Chiarimenti in merito alla circolazione di container nel corridoio scandinavo-mediterraneo, nell'ambito dello sviluppo della rete transeuropea dei trasporti – 2-00406

S)

   I sottoscritti chiedono di interpellare il Ministro delle infrastrutture e dei trasporti, per sapere – premesso che:
   nel 2010, con il regolamento (UE) n. 913/2010, l'Unione europea ha introdotto dei corridoi merci (linee ferroviarie principali nazionali che collegano differenti Paesi senza interruzione, per agevolare il trasporto merci ferroviario tra le nazioni europee);
   per ognuno di questi corridoi l'Unione europea ha istituito una cabina unica, alla quale chi vuole organizzare un treno merci dovrà rivolgersi;
   con la risoluzione del 19 novembre 2013, i corridoi merci europei sono stati aggiornati. Il sud Italia sarà compreso nel corridoio merci numero 3 (Scandinavia-Mediterraneo) che dovrà essere istituito entro il 10 novembre 2015;
   l'Italia ha già nominato i propri rappresentanti della cabina di regia del corridoio merci numero 3, composta da un comitato esecutivo (rappresentanti dei Ministeri dei Paesi dell'Unione europea coinvolti) e da un comitato di gestione (rappresentanti dei gestori delle ferrovie);
   i container che transiteranno nei corridoi merci hanno altezze standard stabilite internazionalmente;
   allo scopo di migliorare il carico per singolo container si è diffuso l'uso, per il traffico marittimo, di un container definito «high cube», poco più alto del tradizionale. La percentuale di «high cube» che circola via mare è in crescita;
   le linee ferroviarie merci vengono classificate in base alle altezze delle gallerie in cui passano i container.

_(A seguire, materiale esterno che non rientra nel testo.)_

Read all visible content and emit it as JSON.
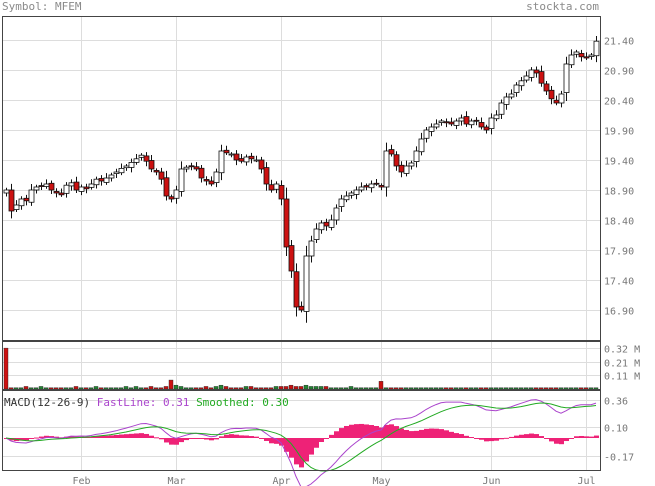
{
  "header": {
    "symbol_prefix": "Symbol:",
    "symbol": "MFEM",
    "site": "stockta.com"
  },
  "colors": {
    "up": "#ffffff",
    "down": "#cc1111",
    "grid": "#dddddd",
    "frame": "#444444",
    "macd_fast": "#aa44cc",
    "macd_slow": "#22aa22",
    "macd_hist": "#ee2277",
    "vol_up": "#228833",
    "vol_down": "#cc1111"
  },
  "chart_data": {
    "type": "candlestick",
    "price_axis": {
      "ticks": [
        "21.40",
        "20.90",
        "20.40",
        "19.90",
        "19.40",
        "18.90",
        "18.40",
        "17.90",
        "17.40",
        "16.90"
      ],
      "ylim": [
        16.4,
        21.8
      ]
    },
    "volume_axis": {
      "ticks": [
        "0.32 M",
        "0.21 M",
        "0.11 M"
      ],
      "ylim": [
        0,
        0.36
      ]
    },
    "macd_axis": {
      "ticks": [
        "0.36",
        "0.10",
        "-0.17"
      ],
      "ylim": [
        -0.3,
        0.45
      ]
    },
    "macd_legend": {
      "label": "MACD(12-26-9)",
      "fast_label": "FastLine:",
      "fast_value": "0.31",
      "smoothed_label": "Smoothed:",
      "smoothed_value": "0.30"
    },
    "months": [
      {
        "label": "Feb",
        "index": 15
      },
      {
        "label": "Mar",
        "index": 34
      },
      {
        "label": "Apr",
        "index": 55
      },
      {
        "label": "May",
        "index": 75
      },
      {
        "label": "Jun",
        "index": 97
      },
      {
        "label": "Jul",
        "index": 116
      }
    ],
    "closes": [
      18.9,
      18.55,
      18.65,
      18.75,
      18.72,
      18.9,
      18.95,
      18.97,
      19.0,
      18.9,
      18.85,
      18.82,
      18.98,
      19.02,
      18.9,
      18.95,
      18.92,
      19.0,
      19.08,
      19.05,
      19.1,
      19.15,
      19.2,
      19.26,
      19.3,
      19.36,
      19.42,
      19.48,
      19.38,
      19.25,
      19.2,
      19.08,
      18.8,
      18.75,
      18.9,
      19.25,
      19.28,
      19.3,
      19.25,
      19.1,
      19.05,
      19.0,
      19.2,
      19.55,
      19.52,
      19.5,
      19.4,
      19.38,
      19.45,
      19.42,
      19.4,
      19.25,
      19.0,
      18.9,
      19.0,
      18.75,
      17.95,
      17.55,
      16.95,
      16.9,
      17.8,
      18.05,
      18.25,
      18.35,
      18.3,
      18.4,
      18.6,
      18.75,
      18.8,
      18.85,
      18.9,
      18.95,
      18.95,
      19.0,
      19.0,
      18.95,
      19.55,
      19.5,
      19.3,
      19.2,
      19.3,
      19.35,
      19.55,
      19.75,
      19.9,
      19.95,
      20.0,
      20.05,
      20.02,
      20.0,
      20.05,
      20.1,
      20.0,
      20.05,
      20.05,
      19.95,
      19.9,
      20.1,
      20.15,
      20.35,
      20.45,
      20.5,
      20.65,
      20.72,
      20.8,
      20.9,
      20.85,
      20.68,
      20.55,
      20.42,
      20.35,
      20.5,
      21.0,
      21.15,
      21.2,
      21.12,
      21.1,
      21.15,
      21.38
    ],
    "volumes": [
      0.32,
      0.01,
      0.01,
      0.01,
      0.02,
      0.01,
      0.01,
      0.02,
      0.01,
      0.01,
      0.01,
      0.01,
      0.01,
      0.01,
      0.02,
      0.01,
      0.01,
      0.01,
      0.02,
      0.01,
      0.01,
      0.01,
      0.01,
      0.01,
      0.02,
      0.01,
      0.02,
      0.01,
      0.01,
      0.02,
      0.01,
      0.01,
      0.02,
      0.07,
      0.03,
      0.02,
      0.01,
      0.01,
      0.01,
      0.01,
      0.02,
      0.01,
      0.02,
      0.03,
      0.02,
      0.01,
      0.01,
      0.01,
      0.02,
      0.02,
      0.01,
      0.01,
      0.01,
      0.01,
      0.02,
      0.02,
      0.02,
      0.03,
      0.02,
      0.02,
      0.03,
      0.02,
      0.02,
      0.02,
      0.02,
      0.01,
      0.01,
      0.01,
      0.01,
      0.02,
      0.01,
      0.01,
      0.01,
      0.01,
      0.01,
      0.06,
      0.01,
      0.01,
      0.01,
      0.01,
      0.01,
      0.01,
      0.01,
      0.01,
      0.01,
      0.01,
      0.01,
      0.01,
      0.01,
      0.01,
      0.01,
      0.01,
      0.01,
      0.01,
      0.01,
      0.01,
      0.01,
      0.01,
      0.01,
      0.01,
      0.01,
      0.01,
      0.01,
      0.01,
      0.01,
      0.01,
      0.01,
      0.01,
      0.01,
      0.01,
      0.01,
      0.01,
      0.01,
      0.01,
      0.01,
      0.01,
      0.01,
      0.01,
      0.01
    ]
  }
}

Esistono linee PC22 e PC30 per il trasporto tradizionale di container, linee PC32 per casse mobili e semirimorchi, linee PC45 per il trasporto di «high cube» e linee PC60 e PC80 per l'autostrada viaggiante, cioè autotreni su carri ferroviari;
   la mappa delle linee, presente nel sito del Ministero delle infrastrutture e dei trasporti, mostra che da Nord arrivano sino a Napoli-Salerno linee molto alte (PC80), mentre a Sud da Villa a Gioia (Rosarno) troviamo la classificazione PC32, da Gioia a Paola PC45 e da Paola a Salerno la classificazione PC32;
   a Gioia Tauro, esistendo un importante porto, una certa quantità di container in arrivo è di tipo marittimo, cioè «high cube», e necessita di gallerie PC45; tuttavia, come sopra evidenziato, da Paola a Salerno i treni con container «high cube» non risultano passare dalle gallerie perché queste ultime sono troppo basse (classificazione PC32 invece di PC45);
   la Sicilia, regione nella quale si trovano diversi importanti porti tra cui quello di Augusta (classificato come «core»), non ha attualmente alcun percorso per i container «high cube» –:
   quali documenti ufficiali abbiano finora prodotto il comitato esecutivo e il comitato di gestione del corridoio merci numero 3;
   con riferimento al «registro infrastrutture», la banca dati recentemente istituita da Rete ferroviaria italiana, quanti siano i chilometri di gallerie del corridoio merci numero 3 al di sotto del parametro P45 (in particolare da Augusta a Napoli-Salerno);
   come transiteranno i container «high cube» dal porto di Augusta verso il Nord del corridoio merci numero 3, nonché i container «high cube» da Gioia Tauro a Napoli;
   cosa intenda fare il Governo per dotare i territori citati di adeguate infrastrutture atte ai trasporti del ventunesimo secolo.
(2-00406) «Vecchio, Andrea Romano, Salvatore Piccolo, Cimmino, Bossa, Nicola Bianchi, D'Agostino, Causi, Antimo Cesaro, Rabino, Fava, Zappulla, Manlio Di Stefano, Pelillo, Giorgio Piccolo, Buttiglione, Vargiu, Garofalo, Piso, Bosco, Attaguile».